Currently the only version available, this 158 minute edit is far from the entire story Wenders wished to tell. In fact, he has presented several times the full length 280 minute UTEOTW "trilogy," the most recent screening being at the DGA Theater last month in Manhattan.
A member of the UTEOTW Yahoo Group recounts the event:
"Wenders was introduced and he made a few brief and very soft spoken comments before the lights dimmed and we got to see the full length version in three parts.
The full length print is the only one in existence and was quite clean and very sharp and vibrant. Wenders explained that when they had the final edit done he made a final and futile attempt to convince the producers and the studio that that should be the length of the film. He was told to cut it to less than 3 hours. He made a duplicate of the negative and made the cuts to that instead. So the version everyone has seen, which he derisively called the Reader's Digest version (herein referred to as the RD version), is actually a generation removed from his master copy. The DVD release should reveal how much better the picture is from the master negative."
On the movie itself:
"Each of the three segments opens with the same opening dialogue
('1999 was the year the Indian Nuclear satellite went out of control...') with the second and third parts continuing with a recap of where things stood at the end of the previous segment.
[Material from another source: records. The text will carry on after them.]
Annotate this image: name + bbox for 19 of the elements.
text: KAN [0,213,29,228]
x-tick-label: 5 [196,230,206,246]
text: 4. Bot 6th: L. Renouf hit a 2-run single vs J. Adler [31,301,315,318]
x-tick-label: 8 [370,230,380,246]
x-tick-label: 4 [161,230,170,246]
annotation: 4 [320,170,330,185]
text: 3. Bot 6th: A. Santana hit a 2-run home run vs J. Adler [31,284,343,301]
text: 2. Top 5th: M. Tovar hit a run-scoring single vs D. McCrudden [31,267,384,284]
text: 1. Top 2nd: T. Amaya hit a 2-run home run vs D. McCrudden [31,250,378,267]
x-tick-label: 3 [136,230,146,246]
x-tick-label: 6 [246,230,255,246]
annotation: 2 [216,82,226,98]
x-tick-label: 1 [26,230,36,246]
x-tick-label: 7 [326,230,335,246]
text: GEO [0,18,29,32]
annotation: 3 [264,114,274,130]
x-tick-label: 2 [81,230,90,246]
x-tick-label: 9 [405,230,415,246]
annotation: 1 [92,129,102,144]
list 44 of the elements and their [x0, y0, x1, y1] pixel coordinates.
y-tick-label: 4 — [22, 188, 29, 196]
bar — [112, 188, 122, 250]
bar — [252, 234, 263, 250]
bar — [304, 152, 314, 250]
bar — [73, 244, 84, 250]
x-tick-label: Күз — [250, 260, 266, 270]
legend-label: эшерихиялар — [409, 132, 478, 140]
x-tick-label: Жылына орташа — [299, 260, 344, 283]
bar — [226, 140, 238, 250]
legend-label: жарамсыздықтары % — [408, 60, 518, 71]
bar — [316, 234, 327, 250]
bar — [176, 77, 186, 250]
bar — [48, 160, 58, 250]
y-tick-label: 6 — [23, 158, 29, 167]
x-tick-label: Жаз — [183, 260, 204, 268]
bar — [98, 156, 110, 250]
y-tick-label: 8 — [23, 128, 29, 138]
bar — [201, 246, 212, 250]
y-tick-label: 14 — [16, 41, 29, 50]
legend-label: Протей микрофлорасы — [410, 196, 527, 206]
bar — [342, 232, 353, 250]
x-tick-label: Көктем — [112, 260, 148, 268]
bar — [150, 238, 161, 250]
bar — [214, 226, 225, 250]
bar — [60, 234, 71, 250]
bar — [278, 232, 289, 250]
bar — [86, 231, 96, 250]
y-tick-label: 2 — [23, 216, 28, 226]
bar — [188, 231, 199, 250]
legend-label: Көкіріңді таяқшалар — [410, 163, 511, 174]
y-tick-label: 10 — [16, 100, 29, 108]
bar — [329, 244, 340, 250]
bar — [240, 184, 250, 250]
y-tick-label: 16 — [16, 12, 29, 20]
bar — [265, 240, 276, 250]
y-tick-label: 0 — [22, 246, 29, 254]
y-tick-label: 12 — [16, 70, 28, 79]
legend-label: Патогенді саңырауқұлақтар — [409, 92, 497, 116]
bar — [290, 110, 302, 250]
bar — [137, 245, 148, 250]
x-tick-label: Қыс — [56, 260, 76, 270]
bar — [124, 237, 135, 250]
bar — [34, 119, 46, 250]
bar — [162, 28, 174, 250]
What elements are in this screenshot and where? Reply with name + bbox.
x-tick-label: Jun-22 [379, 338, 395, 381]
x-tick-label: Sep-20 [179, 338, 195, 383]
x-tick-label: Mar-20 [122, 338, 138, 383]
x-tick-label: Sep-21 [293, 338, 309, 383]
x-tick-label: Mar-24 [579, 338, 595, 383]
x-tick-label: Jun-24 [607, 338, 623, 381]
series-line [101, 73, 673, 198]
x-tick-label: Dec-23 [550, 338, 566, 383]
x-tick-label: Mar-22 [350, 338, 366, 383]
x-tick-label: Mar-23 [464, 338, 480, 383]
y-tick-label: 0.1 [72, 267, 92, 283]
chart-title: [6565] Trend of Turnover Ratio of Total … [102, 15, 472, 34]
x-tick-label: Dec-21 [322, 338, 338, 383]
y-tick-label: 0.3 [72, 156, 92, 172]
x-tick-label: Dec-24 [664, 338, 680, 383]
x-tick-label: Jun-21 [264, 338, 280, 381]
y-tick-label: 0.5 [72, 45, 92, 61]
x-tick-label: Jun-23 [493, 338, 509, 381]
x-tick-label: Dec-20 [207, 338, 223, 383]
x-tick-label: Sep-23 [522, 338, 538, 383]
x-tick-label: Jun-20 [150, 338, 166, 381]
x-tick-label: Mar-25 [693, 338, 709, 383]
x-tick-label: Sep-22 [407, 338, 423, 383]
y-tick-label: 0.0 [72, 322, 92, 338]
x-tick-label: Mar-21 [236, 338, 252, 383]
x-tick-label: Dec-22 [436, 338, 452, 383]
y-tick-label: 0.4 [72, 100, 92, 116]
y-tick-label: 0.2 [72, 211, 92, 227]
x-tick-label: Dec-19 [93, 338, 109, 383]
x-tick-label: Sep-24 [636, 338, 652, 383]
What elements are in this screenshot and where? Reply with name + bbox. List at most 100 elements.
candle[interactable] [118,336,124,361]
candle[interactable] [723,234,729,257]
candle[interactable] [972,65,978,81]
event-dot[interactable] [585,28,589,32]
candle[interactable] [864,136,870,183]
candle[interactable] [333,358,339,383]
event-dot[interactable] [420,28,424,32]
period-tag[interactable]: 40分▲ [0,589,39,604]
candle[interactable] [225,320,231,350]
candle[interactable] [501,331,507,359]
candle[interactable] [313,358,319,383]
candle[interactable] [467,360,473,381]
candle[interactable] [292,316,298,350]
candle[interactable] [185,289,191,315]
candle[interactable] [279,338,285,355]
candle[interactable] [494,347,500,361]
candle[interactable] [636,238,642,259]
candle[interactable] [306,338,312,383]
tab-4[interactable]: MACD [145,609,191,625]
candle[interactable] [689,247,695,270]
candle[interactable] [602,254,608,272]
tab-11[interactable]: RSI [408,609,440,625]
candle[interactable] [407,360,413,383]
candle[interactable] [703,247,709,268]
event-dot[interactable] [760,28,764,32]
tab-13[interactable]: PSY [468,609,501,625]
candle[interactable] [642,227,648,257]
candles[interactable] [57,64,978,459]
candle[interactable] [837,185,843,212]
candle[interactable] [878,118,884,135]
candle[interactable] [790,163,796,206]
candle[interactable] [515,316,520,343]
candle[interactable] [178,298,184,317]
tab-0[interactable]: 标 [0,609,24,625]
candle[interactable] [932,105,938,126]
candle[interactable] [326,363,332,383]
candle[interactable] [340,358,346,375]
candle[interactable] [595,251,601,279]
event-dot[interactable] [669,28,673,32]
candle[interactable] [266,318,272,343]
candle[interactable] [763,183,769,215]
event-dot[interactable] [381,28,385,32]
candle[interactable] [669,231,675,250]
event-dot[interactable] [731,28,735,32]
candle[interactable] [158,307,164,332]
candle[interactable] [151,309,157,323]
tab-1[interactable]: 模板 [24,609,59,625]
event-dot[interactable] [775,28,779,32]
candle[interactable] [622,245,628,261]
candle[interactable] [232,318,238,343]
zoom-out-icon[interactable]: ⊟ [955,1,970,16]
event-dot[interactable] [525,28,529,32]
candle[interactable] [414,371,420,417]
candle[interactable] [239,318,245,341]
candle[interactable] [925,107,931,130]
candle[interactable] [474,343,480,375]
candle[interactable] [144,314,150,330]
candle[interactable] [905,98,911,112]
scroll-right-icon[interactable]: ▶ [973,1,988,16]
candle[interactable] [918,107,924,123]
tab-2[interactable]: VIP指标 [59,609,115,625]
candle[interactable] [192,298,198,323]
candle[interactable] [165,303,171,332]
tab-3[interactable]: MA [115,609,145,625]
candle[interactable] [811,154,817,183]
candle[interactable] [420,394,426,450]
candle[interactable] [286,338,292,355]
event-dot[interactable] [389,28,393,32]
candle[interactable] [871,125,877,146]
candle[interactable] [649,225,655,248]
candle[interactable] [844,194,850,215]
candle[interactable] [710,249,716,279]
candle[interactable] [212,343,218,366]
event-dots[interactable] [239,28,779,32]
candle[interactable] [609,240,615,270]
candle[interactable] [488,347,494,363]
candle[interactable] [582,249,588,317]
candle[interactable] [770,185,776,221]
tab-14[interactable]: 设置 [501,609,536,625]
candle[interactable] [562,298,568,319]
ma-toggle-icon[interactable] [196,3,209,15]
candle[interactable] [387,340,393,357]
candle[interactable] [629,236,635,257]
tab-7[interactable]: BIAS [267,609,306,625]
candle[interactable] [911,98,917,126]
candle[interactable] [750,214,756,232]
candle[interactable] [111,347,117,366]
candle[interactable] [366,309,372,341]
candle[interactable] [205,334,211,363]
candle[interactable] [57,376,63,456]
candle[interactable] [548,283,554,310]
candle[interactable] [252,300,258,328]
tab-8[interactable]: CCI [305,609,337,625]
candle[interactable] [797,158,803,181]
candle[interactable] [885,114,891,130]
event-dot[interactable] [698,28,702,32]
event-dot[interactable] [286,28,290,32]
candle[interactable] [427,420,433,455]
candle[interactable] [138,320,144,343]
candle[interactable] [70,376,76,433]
The first part contains the least amount of added footage. There are alot more details and several characters that were omitted in the RD version. We find out a great deal more about why Claire left Gene. We get to hear complete or near complete versions of songs that were only hinted at in the RD version and in at least a few cases songs appear in very different parts of the film. The first part ends as Sam and Claire are leaving Tokyo by train and going north into the mountains.
The second and third parts contain the majority of the unseen scenes. Many of the characters that are incidental in the RD version appear on screen for a great deal longer and play larger parts in the story line especially in Australia. We get to see and experience a great deal more of the large community of aborigines and scientists living in the outback together. There was considerably more footage from China. If you didn't know, Wenders was unable to get permission to film in China so they sent Solveig Donmartin and one or two other people to China and she did the filming herself.
One of the intriguing points of the film is the part played by technology. Working with Sony engineers, Wenders made extensive use of HDTV in later scenes of the movie, and he and his crew of futurists strove to create a plausible 1999 and technology that was prevalent while not standing out from the story. Also featured in the film is an interesting similarity to the real-life computer-related panic of late 1999. Wenders reveals his thoughts on their work in an article by Joshua Ostroff:
"A lot of it is so real now. Here we are, 10 years later, and some
of what the movie is about comes back in strange ways. In 1990, no
one was worried. We didn't even know about the computer problem. In
our film, all the computers were erased by the nuclear incident (the
U.S. shoots down an out-of-control nuclear satellite, setting off an
I guess that was our version of Y2K."
Wenders seems quite amused by what the film correctly predicted and
by what it missed completely. The cars, for instance, all boasted
global positioning systems advising drivers which routes to take and
which to avoid.
"I'm driving a car with one of those screens now," he says, "but
it's way more complicated than the one in the movie."
Wenders is extremely pleased that the videophones, ubiquitous in his
film, now exist in Japan, and he laughs that the joke about Mick
Jagger and company -- where Sam Neil says, "Remember when we went to
the Rolling Stones' last concert? Except it wasn't" -- is still funny.
But he's less impressed with the film's wardrobe, saying sci-fi film
clothing almost always reflects the era it was created in, not the
era it was created for. His film also failed to predict the demise of
the Soviet Union -- the Moscow section features outdated communist
iconography - and the stamina of Red China, when a bit in Beijing
shows a statue of the infamous image of a student standing down a
tank in Tiananmen Square.
His biggest blunder, though, was in cyberspace. "Nobody thought of
the Internet," Wenders says. "With all the futurologists (we
hired), not a single one of them thought of that."
All in all, the movie proposed an interesting and in several ways accurate view of the future, although it, as many other films have been in the past, is a few years off in the implementation of the technology presented.
Until the End of the World stands with Wings of Desire(which spawned the US watered-down remake City of Angels) as one of Wenders's greatest and most inspiring films. If you have yet to see this sci-fi gem, rent it immediately. Information on future screenings of the full-length master reel can be found on wim-wenders.com as they are announced.
Wim Wenders is currently working on bringing his films to DVD, most of which should be available(including the possible release of the full version of Until the End of the World) by the end of 2001.
Wim Wenders latest film is The Million Dollar Hotel, starring Jeremy Davies, Milla Jovovich and Mel Gibson.
The amazing UTEOTW soundtrack, featuring Graeme Revell, Nick Cave and the Bad Seeds, Depeche Mode, Lou Reed, U2 and others is currently available.